Market-Wide Risks – OCIE intends to examine firms with a view toward structural risks and trends that may impact a multitude of market participants or entire industries. In coordination with the Division of Trading and Markets and the Division of Investment Management, OCIE expects to review large broker-dealers and asset managers as potential sources of systemic risk, and will continue its risk-based examinations of systemically important clearing agencies as required by the Dodd-Frank Act. Cybersecurity will also be a continuing area of focus for OCIE, which will expand last year’s initiative to assess cybersecurity controls across a range of firms, including broker-dealers and investment advisers. Finally, OCIE will evaluate broker-dealers’ compliance with their best execution duties in routing equity order flow, examining whether brokers are prioritizing trading venues based on credits or payments for order flow.

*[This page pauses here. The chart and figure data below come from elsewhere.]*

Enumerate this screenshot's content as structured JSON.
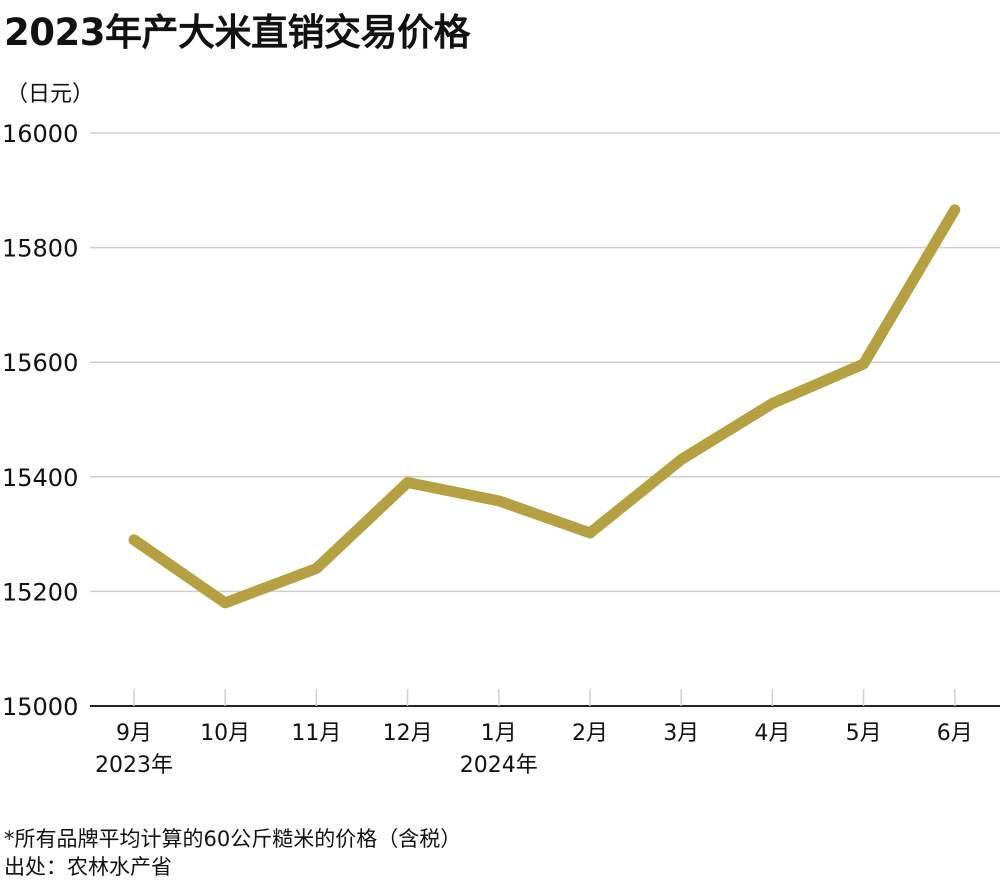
{
  "header": {
    "title": "2023年产大米直销交易价格",
    "unit": "（日元）"
  },
  "footer": {
    "note": "*所有品牌平均计算的60公斤糙米的价格（含税）",
    "source": "出处：农林水产省"
  },
  "colors": {
    "line": "#B5A042",
    "grid": "#cfcfcf",
    "axis": "#222222",
    "text": "#111111"
  },
  "chart_data": {
    "type": "line",
    "categories": [
      "9月",
      "10月",
      "11月",
      "12月",
      "1月",
      "2月",
      "3月",
      "4月",
      "5月",
      "6月"
    ],
    "year_labels": [
      {
        "category_index": 0,
        "text": "2023年"
      },
      {
        "category_index": 4,
        "text": "2024年"
      }
    ],
    "series": [
      {
        "values": [
          15290,
          15180,
          15240,
          15390,
          15358,
          15302,
          15430,
          15528,
          15597,
          15866
        ]
      }
    ],
    "ylim": [
      15000,
      16000
    ],
    "yticks": [
      15000,
      15200,
      15400,
      15600,
      15800,
      16000
    ],
    "grid": true,
    "legend": "none"
  }
}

Data Analytics – OCIE reports that significant enhancements to its data analytics capabilities made over the past several years have enabled it to more efficiently analyze large amounts of data. OCIE intends to use these capabilities to focus on broker-dealers and registered representatives, among others, that appear to be engaged in potentially fraudulent or illegal activity. Data analytics will be used by OCIE to locate registered representatives with checkered disciplinary histories, and to examine firms that employ them. Data analytics will also be used to monitor broker and transfer agent activity in order to identify potential microcap fraud (e.g., pump and dump schemes and other market manipulation), as well as excessive trading. Additionally, OCIE intends to employ data analytics to more effectively monitor clearing brokers’ and introducing brokers’ compliance with anti-money laundering (AML) regulations.

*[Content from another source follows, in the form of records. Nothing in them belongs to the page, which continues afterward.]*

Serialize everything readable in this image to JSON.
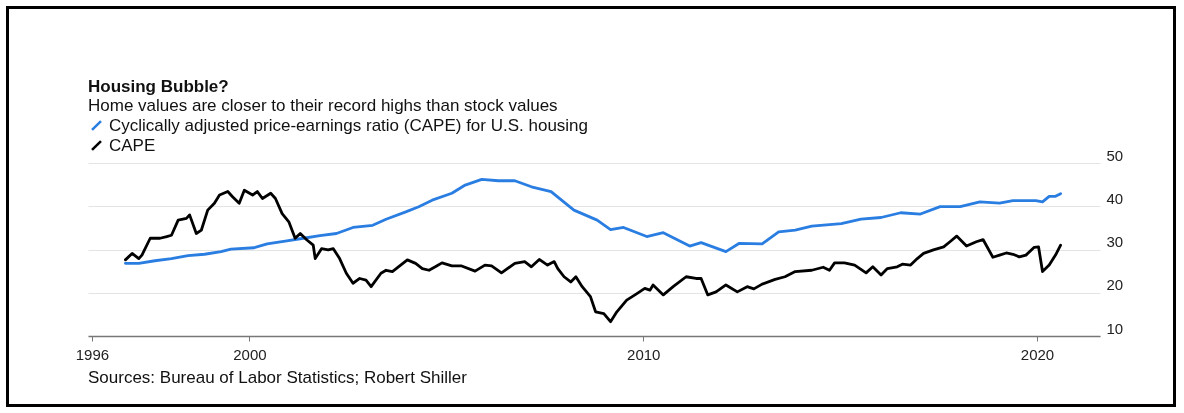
{
  "chart_data": {
    "type": "line",
    "title": "Housing Bubble?",
    "subtitle": "Home values are closer to their record highs than stock values",
    "annotations": [
      "Sources: Bureau of Labor Statistics; Robert Shiller"
    ],
    "xlim": [
      1995.9,
      2021.6
    ],
    "xticks": [
      1996,
      2000,
      2010,
      2020
    ],
    "ylim": [
      10,
      50
    ],
    "yticks": [
      10,
      20,
      30,
      40,
      50
    ],
    "grid": "y",
    "legend": "top left",
    "series": [
      {
        "name": "Cyclically adjusted price-earnings ratio (CAPE) for U.S. housing",
        "color": "#2a7de1",
        "x": [
          1996.85,
          1997.19,
          1997.6,
          1998.02,
          1998.44,
          1998.86,
          1999.28,
          1999.53,
          2000.12,
          2000.45,
          2000.95,
          2001.37,
          2001.79,
          2002.21,
          2002.63,
          2003.13,
          2003.47,
          2003.97,
          2004.3,
          2004.64,
          2005.14,
          2005.48,
          2005.9,
          2006.32,
          2006.74,
          2007.16,
          2007.66,
          2008.24,
          2008.83,
          2009.17,
          2009.5,
          2010.09,
          2010.51,
          2011.18,
          2011.47,
          2012.1,
          2012.43,
          2013.02,
          2013.44,
          2013.86,
          2014.28,
          2015.03,
          2015.53,
          2016.04,
          2016.54,
          2017.04,
          2017.54,
          2018.05,
          2018.55,
          2019.05,
          2019.39,
          2019.97,
          2020.14,
          2020.31,
          2020.47,
          2020.6
        ],
        "values": [
          26.8,
          26.8,
          27.4,
          27.9,
          28.6,
          28.9,
          29.5,
          30.1,
          30.4,
          31.3,
          32.0,
          32.6,
          33.2,
          33.7,
          35.1,
          35.6,
          37.0,
          38.7,
          39.9,
          41.4,
          43.0,
          44.9,
          46.2,
          45.9,
          45.9,
          44.5,
          43.4,
          39.1,
          36.8,
          34.6,
          35.1,
          33.0,
          33.9,
          30.8,
          31.6,
          29.5,
          31.4,
          31.3,
          34.1,
          34.5,
          35.4,
          36.0,
          37.0,
          37.4,
          38.5,
          38.2,
          39.9,
          39.9,
          41.0,
          40.7,
          41.3,
          41.3,
          41.0,
          42.3,
          42.3,
          42.9
        ]
      },
      {
        "name": "CAPE",
        "color": "#000000",
        "x": [
          1996.85,
          1997.02,
          1997.19,
          1997.27,
          1997.48,
          1997.73,
          1997.9,
          1998.02,
          1998.19,
          1998.4,
          1998.48,
          1998.65,
          1998.78,
          1998.94,
          1999.11,
          1999.24,
          1999.45,
          1999.57,
          1999.74,
          1999.87,
          2000.08,
          2000.2,
          2000.33,
          2000.54,
          2000.66,
          2000.83,
          2001.0,
          2001.16,
          2001.29,
          2001.46,
          2001.62,
          2001.67,
          2001.83,
          2002.0,
          2002.13,
          2002.29,
          2002.46,
          2002.63,
          2002.8,
          2002.96,
          2003.09,
          2003.34,
          2003.47,
          2003.63,
          2003.84,
          2004.01,
          2004.22,
          2004.39,
          2004.56,
          2004.72,
          2004.89,
          2005.14,
          2005.39,
          2005.73,
          2005.98,
          2006.15,
          2006.4,
          2006.74,
          2006.99,
          2007.16,
          2007.36,
          2007.57,
          2007.74,
          2007.83,
          2007.99,
          2008.16,
          2008.29,
          2008.45,
          2008.66,
          2008.79,
          2009.0,
          2009.17,
          2009.33,
          2009.58,
          2009.84,
          2010.04,
          2010.17,
          2010.25,
          2010.51,
          2010.76,
          2011.09,
          2011.34,
          2011.47,
          2011.64,
          2011.85,
          2012.1,
          2012.39,
          2012.64,
          2012.81,
          2013.02,
          2013.35,
          2013.6,
          2013.86,
          2014.28,
          2014.57,
          2014.73,
          2014.86,
          2015.11,
          2015.37,
          2015.66,
          2015.83,
          2016.04,
          2016.2,
          2016.45,
          2016.58,
          2016.79,
          2016.96,
          2017.12,
          2017.37,
          2017.63,
          2017.79,
          2017.96,
          2018.21,
          2018.46,
          2018.63,
          2018.88,
          2019.05,
          2019.22,
          2019.39,
          2019.55,
          2019.72,
          2019.93,
          2020.04,
          2020.14,
          2020.31,
          2020.47,
          2020.6
        ],
        "values": [
          27.6,
          29.1,
          27.9,
          28.7,
          32.6,
          32.6,
          33.0,
          33.3,
          36.8,
          37.2,
          38.0,
          33.7,
          34.5,
          39.1,
          40.7,
          42.6,
          43.4,
          42.2,
          40.7,
          43.7,
          42.6,
          43.4,
          41.8,
          43.0,
          41.8,
          38.3,
          36.4,
          32.6,
          33.7,
          32.2,
          31.0,
          27.9,
          30.2,
          29.9,
          30.2,
          27.9,
          24.5,
          22.2,
          23.3,
          22.9,
          21.4,
          24.5,
          25.2,
          24.9,
          26.4,
          27.6,
          26.8,
          25.6,
          25.2,
          26.0,
          26.9,
          26.2,
          26.2,
          25.0,
          26.4,
          26.2,
          24.6,
          26.8,
          27.2,
          26.0,
          27.7,
          26.4,
          27.2,
          25.6,
          23.7,
          22.5,
          23.7,
          21.4,
          19.1,
          15.6,
          15.2,
          13.3,
          15.6,
          18.3,
          19.8,
          21.0,
          20.6,
          21.8,
          19.5,
          21.4,
          23.7,
          23.3,
          23.3,
          19.5,
          20.2,
          21.8,
          20.2,
          21.4,
          20.9,
          22.0,
          23.1,
          23.7,
          24.9,
          25.2,
          25.9,
          25.2,
          26.9,
          26.9,
          26.4,
          24.6,
          26.0,
          24.1,
          25.6,
          26.0,
          26.6,
          26.4,
          27.9,
          29.1,
          29.9,
          30.6,
          31.8,
          33.1,
          30.8,
          31.8,
          32.3,
          28.2,
          28.7,
          29.2,
          28.9,
          28.3,
          28.7,
          30.5,
          30.6,
          24.9,
          26.4,
          28.7,
          31.0
        ]
      }
    ]
  }
}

Other Initiatives – In addition to the three main areas of focus listed above, the examination priorities list includes a number of other areas where OCIE intends to allocate resources in 2015, including newly-registered municipal advisors, proxy services, never-before-examined investment companies, private equity fees and expenses (an area where OCIE has apparently found a high level of deficiencies during exams) and transfer agents (particularly those involved with microcap securities and private offerings).

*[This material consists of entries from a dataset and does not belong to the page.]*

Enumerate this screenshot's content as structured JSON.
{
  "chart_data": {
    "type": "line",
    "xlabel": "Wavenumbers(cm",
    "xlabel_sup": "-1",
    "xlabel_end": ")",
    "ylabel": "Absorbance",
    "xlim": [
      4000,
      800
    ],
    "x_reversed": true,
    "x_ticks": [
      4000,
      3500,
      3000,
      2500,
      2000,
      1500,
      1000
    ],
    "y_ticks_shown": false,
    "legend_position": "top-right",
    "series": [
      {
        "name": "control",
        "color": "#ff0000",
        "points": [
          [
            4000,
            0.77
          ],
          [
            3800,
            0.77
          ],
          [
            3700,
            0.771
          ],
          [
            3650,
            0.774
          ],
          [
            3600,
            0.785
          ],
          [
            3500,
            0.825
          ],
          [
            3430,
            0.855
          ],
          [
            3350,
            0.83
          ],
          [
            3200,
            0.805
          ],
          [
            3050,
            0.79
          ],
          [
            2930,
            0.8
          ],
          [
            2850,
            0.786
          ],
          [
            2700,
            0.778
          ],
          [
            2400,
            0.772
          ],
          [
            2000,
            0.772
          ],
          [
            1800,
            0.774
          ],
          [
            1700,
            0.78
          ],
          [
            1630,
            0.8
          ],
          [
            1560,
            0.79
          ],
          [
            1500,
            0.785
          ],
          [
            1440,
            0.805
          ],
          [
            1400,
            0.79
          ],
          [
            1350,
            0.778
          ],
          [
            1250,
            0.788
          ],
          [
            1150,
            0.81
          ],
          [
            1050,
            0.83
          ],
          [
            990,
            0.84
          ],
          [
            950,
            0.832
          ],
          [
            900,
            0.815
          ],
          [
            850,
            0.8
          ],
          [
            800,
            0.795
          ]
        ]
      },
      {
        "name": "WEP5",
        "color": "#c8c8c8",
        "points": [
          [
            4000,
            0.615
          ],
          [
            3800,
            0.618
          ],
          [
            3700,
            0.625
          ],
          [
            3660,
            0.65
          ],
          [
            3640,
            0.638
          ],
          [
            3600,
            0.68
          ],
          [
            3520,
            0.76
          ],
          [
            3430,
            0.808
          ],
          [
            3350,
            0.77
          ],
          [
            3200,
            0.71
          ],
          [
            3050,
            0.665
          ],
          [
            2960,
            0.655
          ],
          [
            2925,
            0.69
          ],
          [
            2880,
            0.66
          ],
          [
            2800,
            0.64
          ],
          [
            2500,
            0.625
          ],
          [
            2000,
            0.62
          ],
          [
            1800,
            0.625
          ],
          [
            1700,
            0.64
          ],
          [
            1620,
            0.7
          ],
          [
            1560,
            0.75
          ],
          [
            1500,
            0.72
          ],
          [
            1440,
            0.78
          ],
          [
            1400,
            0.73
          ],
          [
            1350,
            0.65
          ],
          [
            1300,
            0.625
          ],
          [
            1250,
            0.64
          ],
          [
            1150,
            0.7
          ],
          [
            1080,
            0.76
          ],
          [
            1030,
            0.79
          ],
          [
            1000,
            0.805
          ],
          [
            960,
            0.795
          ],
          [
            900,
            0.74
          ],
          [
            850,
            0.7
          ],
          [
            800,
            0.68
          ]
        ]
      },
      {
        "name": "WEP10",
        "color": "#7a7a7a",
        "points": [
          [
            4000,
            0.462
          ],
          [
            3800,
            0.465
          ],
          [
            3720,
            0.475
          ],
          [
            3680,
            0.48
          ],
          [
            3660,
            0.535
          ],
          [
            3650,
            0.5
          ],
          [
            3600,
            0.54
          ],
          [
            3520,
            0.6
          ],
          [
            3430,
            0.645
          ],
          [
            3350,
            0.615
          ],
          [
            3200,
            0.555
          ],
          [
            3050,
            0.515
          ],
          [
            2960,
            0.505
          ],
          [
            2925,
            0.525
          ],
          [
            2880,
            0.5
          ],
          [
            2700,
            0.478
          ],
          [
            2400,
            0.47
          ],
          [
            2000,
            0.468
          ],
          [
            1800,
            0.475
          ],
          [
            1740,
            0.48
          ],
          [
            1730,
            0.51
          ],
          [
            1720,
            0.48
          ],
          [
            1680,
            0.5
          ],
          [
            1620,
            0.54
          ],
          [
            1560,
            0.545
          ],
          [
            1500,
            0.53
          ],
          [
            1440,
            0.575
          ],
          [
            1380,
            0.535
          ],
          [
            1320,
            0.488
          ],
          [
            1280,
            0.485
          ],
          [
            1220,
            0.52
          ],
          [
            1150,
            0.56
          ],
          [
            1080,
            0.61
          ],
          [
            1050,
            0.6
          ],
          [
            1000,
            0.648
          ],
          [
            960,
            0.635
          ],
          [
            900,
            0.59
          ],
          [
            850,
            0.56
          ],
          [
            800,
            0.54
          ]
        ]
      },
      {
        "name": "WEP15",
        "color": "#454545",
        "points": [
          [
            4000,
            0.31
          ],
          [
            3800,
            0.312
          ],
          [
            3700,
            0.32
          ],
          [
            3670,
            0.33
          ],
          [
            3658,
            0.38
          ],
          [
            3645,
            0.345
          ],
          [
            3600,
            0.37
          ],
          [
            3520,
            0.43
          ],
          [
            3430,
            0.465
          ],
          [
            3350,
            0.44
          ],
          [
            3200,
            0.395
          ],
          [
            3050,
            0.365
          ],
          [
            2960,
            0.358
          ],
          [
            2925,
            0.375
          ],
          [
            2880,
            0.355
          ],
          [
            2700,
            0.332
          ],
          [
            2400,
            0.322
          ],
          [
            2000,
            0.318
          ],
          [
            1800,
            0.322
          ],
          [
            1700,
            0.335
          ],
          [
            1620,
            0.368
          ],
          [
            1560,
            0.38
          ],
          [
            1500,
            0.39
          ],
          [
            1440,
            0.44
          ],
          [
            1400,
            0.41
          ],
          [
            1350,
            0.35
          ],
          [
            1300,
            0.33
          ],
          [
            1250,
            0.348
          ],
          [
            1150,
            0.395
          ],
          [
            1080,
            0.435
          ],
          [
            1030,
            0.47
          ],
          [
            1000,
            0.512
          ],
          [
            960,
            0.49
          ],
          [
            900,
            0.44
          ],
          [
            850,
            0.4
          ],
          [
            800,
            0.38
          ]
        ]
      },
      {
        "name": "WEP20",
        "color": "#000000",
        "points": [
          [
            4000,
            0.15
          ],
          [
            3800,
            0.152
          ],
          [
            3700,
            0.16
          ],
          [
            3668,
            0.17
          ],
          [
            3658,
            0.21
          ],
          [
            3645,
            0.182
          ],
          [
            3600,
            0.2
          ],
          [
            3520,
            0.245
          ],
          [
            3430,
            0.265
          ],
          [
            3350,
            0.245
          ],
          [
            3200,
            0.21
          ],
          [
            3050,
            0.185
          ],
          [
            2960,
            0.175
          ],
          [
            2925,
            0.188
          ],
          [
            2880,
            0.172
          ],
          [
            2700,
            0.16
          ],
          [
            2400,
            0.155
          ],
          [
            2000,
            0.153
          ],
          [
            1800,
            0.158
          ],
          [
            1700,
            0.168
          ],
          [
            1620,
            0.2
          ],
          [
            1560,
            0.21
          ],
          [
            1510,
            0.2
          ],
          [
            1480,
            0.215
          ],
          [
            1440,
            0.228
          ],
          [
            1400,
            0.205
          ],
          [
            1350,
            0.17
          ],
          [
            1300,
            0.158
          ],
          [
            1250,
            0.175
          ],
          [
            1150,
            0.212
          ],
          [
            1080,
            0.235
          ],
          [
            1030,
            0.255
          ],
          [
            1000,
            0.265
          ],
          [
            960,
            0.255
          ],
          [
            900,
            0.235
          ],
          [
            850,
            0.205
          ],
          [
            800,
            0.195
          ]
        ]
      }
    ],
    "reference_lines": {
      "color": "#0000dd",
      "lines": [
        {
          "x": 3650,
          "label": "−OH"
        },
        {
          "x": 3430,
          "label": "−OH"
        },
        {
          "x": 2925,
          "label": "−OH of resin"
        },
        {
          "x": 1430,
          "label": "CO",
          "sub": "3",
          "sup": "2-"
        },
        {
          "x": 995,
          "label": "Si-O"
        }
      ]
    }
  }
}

Conclusion – OCIE notes that the priorities list is not exhaustive and may evolve over the course of the coming year based on market conditions, ongoing risk assessments and industry developments, as well as tips, complaints and referrals from investors and others. Moreover, data analytics, which have also been successfully deployed by the SEC’s Division of Enforcement, will undoubtedly have a significant ongoing influence on OCIE’s priorities. In any event, SEC-regulated entities would be well-served to take the 2015 examination priorities list into account when evaluating their current and planned business activities, and assessing the sufficiency of their compliance infrastructure and controls.